I am trying to implement an iterative fast gradient sign adversarial attack on a model. When I run the code for the same model, I get different accuracies for the same image. On further inspection, I found that many times for the same input the gradient differs. Is there any reason for this to happen?

runningAdv = torch.clamp( runningAdv + ((inputcopy.grad > deterministicEps).type(torch.FloatTensor) * self.perIterStep - \
                   (inputcopy.grad < -deterministicEps).type(torch.FloatTensor) * self.perIterStep).to(self.opts.gpuid) , -1 * self.epsilon, self.epsilon)
                

Initially I set deterministicEps to 0 and when this caused difference I though it may be due to precision errors as the gradients were of very small magnitude (1e-13) but even on setting deterministicEps as high as 1e-8, the output is variable.
The model is in model.eval() mode and the I generate the gradients as follows:

inp = inp.float().to(self.gpuid)
target = target.float().to(self.gpuid)
runningAdv = torch.zeros_like(inp).to(self.gpuid)
for i in range(self.niter):
                inputcopy = torch.clamp(inp + runningAdv, 0, 1)
                inputcopy.requires_grad = True
                out = self.model(inputcopy)
                loss = self.loss(out, target)
                loss.backward()
                runningAdv = torch.clamp( runningAdv + ((inputcopy.grad > deterministicEps).type(torch.FloatTensor) * self.perIterStep - \
                   (inputcopy.grad < -deterministicEps).type(torch.FloatTensor) * self.perIterStep).to(self.opts.gpuid) , -1 * self.epsilon, self.epsilon)
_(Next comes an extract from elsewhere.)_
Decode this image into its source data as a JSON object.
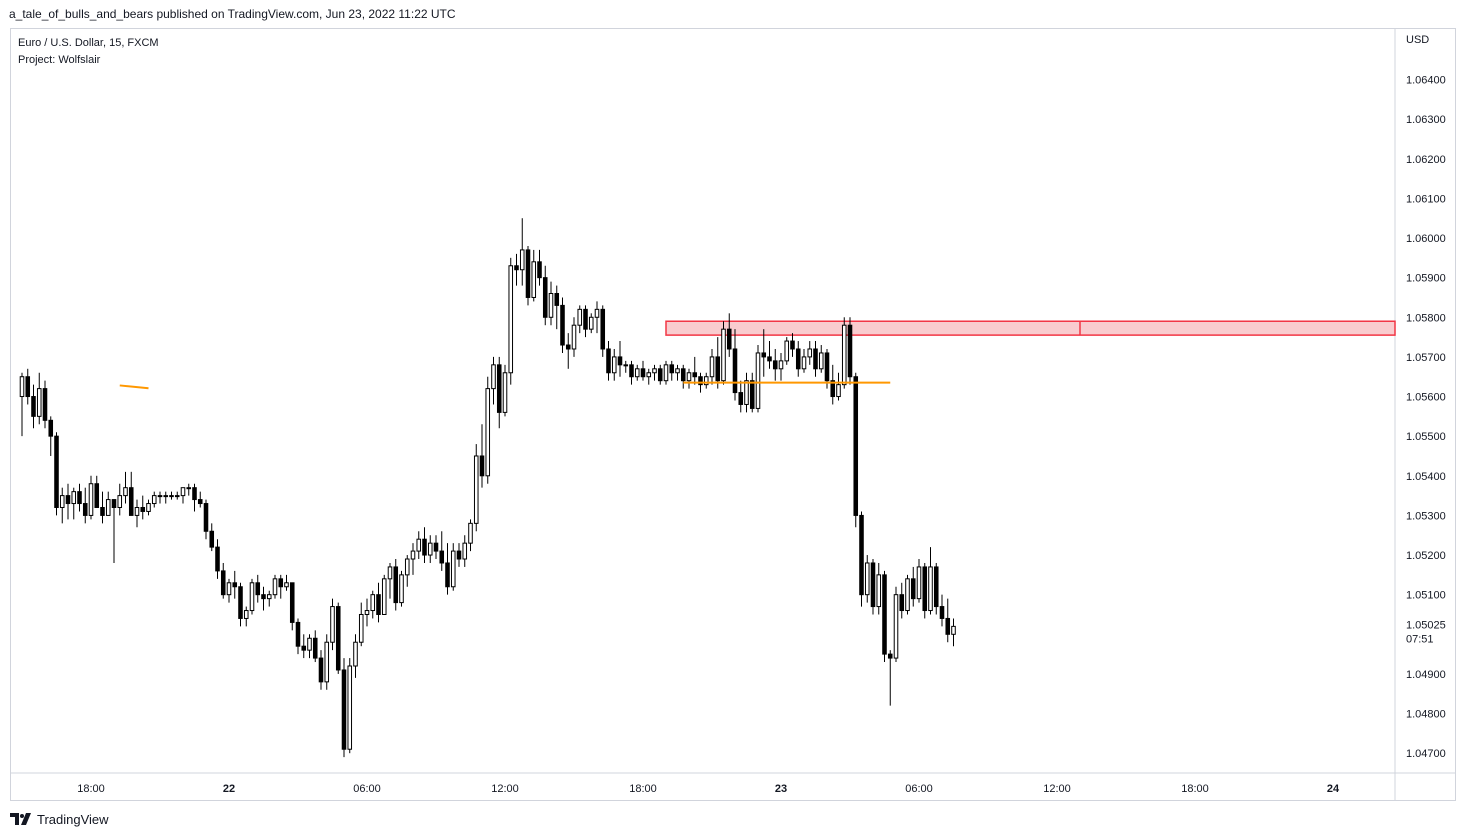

Why should there be changes in the gradient for the same image (even if the magnitude of the gradient is very small, shouldn’t its value remain consistent when I use the same input and model)

Hi,

Are you using Float or Double tensors? Keep in mind that below 1e-7, a single float will not be precise and such values should not be considered correct.
Some operations (especially on GPU) are non-deterministic and so can give different results where the difference is of the order of floating point precision: 1e-7 1e-8.
If you use cudnn, you can set cudnn.deterministic = True to get deterministic results.

Thanks, could you tell more about cudnn deterministic mode (or point to some source). I want to use it for benchmarking and want to know how precise the output will be.

On converting the model and the input to double format, the execution time increases around 6-10 times. Is there any way to avoid this without losing such a loss in performance?

@sahil_shah Unfortunately that depends on your hardware, you can see here for a more complete answer.

@Naman-ntc Getting deterministic results is tricky, there are many posts on this forum discussing that.
cudnn internaly can use many algorithms, some are deterministic (run twice on the same hardware will give you the same results), some not (run twice on the same hardware can give you different results). You can set the torch.backends.cudnn.determinic flag to True or False to only use deterministic algorithms or all of them.
The output precision will be as all other algorithms up to the input type precision.